Presiden Prabowo Subianto (IDN Times/Ilman Nafi'an)
Nano sekaligus menyatakan bahwa pengusulan Hari Kebudayaan Nasional ini nihil tendensi di baliknya. Apalagi sampai disebut mencari muka di depan rezim sekarang ini.
Secara tegas, Nano mengatakan jika ia sama sekali tak tahu kapan hari ulang tahun Prabowo Subianto. Kesamaan hari yang dipersoalkan banyak pihak, menurut Nano, hanyalah sebuah kebetulan saja.
Dirinya juga mengklaim bukan orang-orang di barisan Prabowo. Sebagai bukti, dia mencoblos Ganjar Pranowo saat Pilpres 2024 kemarin.
"Kalau itu bertepatan dengan lahirnya Pak Prabowo, saya malah nggak tau aku nggak tau, aku nggak ngerti lahirnya Pak Prabowo kapan, lahirnya Pak Jokowi kapan," imbuh Nano.
"Saya nggak tahu sama sekali kalau itu pas kebetulan," sambung dia menegaskan.
Ia sekali lagi menekankan bahwa pemilihan tanggal 17 Oktober didasarkan pada Peraturan Pemerintah Nomor 66 Tahun 1951 yang diteken Sukarno dan Sukiman pada 17 Oktober 1951.
"Jadi tidak ada kaitan-kaitannya itu, saya malah nggak tahu. Pokoknya saya hanya, seniman-seniman ini kan nggak tahu lahirnya Pak Jokowi kapan lahirnya, yang saya tau lahirnya Bung Karno malah ngerti, karena sudah masuk dalam sejarah.
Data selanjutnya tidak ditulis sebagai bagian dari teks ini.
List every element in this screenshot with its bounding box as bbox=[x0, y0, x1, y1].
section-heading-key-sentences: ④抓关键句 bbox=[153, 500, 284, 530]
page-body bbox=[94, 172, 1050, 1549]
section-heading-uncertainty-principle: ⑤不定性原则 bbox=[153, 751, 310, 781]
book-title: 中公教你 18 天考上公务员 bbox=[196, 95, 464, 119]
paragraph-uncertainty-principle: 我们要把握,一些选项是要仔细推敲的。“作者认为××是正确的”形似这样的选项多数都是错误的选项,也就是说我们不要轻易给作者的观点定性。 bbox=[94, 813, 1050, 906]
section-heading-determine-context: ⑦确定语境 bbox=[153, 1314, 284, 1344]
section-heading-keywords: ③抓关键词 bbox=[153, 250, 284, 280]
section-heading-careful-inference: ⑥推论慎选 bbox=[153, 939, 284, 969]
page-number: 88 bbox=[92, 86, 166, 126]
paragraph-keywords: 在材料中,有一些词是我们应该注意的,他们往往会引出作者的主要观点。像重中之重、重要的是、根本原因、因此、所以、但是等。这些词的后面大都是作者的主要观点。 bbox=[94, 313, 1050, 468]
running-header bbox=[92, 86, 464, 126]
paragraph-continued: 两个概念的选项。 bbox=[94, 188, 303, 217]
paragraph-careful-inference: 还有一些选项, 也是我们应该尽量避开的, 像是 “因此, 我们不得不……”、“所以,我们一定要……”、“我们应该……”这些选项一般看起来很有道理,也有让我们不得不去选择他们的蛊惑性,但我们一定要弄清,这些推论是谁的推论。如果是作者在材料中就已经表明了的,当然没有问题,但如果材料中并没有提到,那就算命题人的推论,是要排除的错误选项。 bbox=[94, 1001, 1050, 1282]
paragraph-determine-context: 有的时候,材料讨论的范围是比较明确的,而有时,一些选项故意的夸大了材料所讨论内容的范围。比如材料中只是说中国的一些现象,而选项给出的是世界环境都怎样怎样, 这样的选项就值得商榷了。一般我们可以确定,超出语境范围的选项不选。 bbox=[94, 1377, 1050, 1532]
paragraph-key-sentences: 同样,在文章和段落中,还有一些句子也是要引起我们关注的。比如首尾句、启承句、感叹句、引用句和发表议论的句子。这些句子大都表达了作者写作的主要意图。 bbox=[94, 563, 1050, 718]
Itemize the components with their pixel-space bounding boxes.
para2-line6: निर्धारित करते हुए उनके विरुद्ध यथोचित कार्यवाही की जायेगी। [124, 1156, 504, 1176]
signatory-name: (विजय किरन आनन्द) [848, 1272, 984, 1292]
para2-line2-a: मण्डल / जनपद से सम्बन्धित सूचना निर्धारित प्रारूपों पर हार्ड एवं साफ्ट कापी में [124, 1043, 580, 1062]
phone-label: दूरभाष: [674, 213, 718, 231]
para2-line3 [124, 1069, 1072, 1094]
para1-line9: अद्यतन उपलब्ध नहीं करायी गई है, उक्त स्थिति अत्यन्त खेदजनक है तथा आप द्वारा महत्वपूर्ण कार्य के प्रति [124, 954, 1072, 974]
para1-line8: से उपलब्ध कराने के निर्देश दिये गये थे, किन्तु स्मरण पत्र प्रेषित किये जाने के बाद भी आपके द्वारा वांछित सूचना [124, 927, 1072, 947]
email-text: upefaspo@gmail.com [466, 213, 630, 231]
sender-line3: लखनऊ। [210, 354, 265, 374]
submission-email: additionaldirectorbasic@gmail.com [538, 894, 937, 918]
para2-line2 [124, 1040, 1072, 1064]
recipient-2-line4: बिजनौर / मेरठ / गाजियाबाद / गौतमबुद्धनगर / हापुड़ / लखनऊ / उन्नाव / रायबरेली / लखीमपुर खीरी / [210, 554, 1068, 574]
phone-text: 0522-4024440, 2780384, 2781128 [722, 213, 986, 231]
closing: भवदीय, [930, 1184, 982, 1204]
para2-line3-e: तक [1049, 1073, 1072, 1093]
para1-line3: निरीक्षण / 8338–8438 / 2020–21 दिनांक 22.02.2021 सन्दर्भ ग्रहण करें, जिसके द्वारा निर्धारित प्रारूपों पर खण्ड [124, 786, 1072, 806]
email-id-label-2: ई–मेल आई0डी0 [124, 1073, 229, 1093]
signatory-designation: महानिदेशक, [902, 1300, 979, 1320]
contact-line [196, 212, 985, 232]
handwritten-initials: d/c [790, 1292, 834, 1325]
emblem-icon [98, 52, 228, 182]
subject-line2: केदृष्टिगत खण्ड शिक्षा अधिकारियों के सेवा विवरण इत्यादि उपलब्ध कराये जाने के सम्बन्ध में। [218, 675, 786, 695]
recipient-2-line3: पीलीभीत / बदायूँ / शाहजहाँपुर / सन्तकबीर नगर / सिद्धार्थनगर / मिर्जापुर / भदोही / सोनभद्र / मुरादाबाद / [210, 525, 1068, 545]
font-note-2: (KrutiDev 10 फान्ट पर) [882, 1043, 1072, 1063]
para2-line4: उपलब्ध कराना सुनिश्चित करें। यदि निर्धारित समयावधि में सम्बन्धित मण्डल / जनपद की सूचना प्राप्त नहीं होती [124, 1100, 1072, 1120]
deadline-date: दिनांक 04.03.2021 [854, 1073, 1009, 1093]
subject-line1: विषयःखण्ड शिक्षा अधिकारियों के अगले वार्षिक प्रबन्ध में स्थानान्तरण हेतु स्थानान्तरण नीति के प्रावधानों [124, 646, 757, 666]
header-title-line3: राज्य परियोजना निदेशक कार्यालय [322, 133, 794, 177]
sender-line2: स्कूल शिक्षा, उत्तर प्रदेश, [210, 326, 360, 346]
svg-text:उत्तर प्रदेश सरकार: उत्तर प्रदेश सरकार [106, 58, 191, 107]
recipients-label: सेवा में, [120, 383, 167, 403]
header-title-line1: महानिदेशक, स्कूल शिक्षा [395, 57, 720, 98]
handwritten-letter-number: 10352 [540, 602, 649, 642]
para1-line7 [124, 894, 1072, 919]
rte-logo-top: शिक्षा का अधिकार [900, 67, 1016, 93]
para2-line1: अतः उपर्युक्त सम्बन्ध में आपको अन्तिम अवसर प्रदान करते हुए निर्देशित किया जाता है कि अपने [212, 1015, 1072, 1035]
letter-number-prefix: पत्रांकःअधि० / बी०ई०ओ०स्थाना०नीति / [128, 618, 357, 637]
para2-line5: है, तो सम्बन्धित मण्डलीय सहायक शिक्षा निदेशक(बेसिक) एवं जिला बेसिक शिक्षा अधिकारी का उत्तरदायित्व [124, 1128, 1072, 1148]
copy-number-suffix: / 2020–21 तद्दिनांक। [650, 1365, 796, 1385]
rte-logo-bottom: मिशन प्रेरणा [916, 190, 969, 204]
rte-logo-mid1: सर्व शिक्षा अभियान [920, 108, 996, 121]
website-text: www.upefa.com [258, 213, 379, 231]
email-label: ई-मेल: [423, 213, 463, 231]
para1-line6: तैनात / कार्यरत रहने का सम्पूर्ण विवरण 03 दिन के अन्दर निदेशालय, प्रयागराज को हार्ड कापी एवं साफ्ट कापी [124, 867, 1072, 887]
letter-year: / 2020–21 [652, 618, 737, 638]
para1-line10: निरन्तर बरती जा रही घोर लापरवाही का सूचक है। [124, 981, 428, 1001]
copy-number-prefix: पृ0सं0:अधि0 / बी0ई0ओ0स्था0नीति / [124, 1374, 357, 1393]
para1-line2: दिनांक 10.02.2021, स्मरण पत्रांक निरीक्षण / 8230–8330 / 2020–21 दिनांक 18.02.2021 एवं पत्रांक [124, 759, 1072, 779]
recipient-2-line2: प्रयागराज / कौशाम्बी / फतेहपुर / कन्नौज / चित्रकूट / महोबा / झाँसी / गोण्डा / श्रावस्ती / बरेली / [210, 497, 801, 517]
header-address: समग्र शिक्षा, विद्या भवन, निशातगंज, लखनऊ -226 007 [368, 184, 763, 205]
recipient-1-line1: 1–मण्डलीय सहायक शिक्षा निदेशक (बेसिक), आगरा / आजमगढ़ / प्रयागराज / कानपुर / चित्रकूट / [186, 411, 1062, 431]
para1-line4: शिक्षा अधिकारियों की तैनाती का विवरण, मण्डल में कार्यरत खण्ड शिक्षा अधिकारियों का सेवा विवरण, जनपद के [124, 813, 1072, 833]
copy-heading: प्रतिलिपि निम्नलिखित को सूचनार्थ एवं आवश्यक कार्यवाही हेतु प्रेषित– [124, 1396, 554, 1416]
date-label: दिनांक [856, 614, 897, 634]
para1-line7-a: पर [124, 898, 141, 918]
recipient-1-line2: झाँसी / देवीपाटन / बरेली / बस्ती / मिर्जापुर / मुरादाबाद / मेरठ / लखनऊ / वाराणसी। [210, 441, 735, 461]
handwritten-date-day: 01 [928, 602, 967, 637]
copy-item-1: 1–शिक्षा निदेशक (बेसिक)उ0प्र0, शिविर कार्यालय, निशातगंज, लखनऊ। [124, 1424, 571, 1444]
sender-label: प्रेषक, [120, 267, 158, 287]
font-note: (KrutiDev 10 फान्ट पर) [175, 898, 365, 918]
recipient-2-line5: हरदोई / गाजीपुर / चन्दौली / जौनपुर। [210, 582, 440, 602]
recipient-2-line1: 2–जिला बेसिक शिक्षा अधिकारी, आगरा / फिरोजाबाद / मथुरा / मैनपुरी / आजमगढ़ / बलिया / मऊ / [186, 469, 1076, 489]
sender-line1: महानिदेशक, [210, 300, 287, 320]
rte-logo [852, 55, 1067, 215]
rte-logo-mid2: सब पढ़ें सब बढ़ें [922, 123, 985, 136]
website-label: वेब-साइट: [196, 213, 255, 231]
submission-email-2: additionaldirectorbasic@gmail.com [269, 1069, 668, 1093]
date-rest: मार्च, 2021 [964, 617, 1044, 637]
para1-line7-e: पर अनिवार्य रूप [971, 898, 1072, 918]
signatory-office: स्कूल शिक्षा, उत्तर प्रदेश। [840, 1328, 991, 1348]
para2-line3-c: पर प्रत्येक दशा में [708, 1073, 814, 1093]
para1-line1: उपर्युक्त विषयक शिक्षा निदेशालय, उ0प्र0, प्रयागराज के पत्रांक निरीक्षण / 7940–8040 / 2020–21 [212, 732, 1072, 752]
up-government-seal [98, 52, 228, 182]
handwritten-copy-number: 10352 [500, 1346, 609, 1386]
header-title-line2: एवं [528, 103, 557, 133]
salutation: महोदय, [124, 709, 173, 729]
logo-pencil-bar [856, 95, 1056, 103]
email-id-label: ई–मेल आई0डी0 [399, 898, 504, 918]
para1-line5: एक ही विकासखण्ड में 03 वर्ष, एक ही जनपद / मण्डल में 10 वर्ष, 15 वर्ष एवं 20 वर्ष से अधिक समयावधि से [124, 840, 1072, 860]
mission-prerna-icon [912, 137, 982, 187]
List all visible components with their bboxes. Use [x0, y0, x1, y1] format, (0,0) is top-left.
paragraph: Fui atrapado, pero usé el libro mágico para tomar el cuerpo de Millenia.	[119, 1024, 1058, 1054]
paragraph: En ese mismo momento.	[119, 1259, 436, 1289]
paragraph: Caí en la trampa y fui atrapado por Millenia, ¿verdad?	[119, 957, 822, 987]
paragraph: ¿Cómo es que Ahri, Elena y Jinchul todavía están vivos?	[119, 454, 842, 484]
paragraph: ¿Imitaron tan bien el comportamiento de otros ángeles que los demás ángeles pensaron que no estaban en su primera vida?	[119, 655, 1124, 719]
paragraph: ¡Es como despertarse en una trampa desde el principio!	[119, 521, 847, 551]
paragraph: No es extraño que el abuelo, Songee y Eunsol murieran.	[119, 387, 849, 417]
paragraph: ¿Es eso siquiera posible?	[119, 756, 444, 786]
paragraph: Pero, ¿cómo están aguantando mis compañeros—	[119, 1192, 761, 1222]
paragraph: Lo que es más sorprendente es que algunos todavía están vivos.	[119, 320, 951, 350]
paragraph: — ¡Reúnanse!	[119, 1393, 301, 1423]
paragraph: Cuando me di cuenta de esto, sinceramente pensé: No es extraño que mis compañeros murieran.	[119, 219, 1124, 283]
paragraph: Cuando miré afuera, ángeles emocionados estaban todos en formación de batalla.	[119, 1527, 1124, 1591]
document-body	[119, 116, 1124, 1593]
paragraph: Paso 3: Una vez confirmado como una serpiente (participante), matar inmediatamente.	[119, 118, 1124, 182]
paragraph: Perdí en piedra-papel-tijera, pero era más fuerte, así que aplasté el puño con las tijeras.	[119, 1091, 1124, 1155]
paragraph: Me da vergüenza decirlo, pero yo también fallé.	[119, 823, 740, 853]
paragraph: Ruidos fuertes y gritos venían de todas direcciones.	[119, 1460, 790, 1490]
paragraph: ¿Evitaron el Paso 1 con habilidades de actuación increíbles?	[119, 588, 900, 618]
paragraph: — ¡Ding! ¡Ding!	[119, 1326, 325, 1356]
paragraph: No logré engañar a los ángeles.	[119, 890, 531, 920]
Kalau yang lainnya presiden, yang lainnya lahirnya Habibie kapan apa ngerti," papar Nano.
Dirinya sekarang cuma bersyukur Hari Kebudayaan Nasional telah ditetapkan berdasarkan Surat Keputusan Menteri Kebudayaan Nomor 162/M/2025 yang diteken Menteri Kebudayaan Fadli Zon, 7 Juli 2025.
Baginya, ini adalah wujud syukur atas kesenian berbentuk kriya, tarian, musik, busana, juga adat istiadat serta etika yang mulai 17 Oktober besok akan terus diperingati setiap tahunnya.
"Murni ini dari seniman murni, seniman yang ora kondang, seniman yang murni pengin punya Hari Kebudayaan karena itu pekerjaan, menjadi profesi, ini diterima ya syukur alhamdulillah, sing wong cilik sing ngusulke udu wong gede sing ditompo, ya karena ini kemurnian dan kesucian itu bukan ada tendensi yang lainnya opo meneh politik," jelasnya.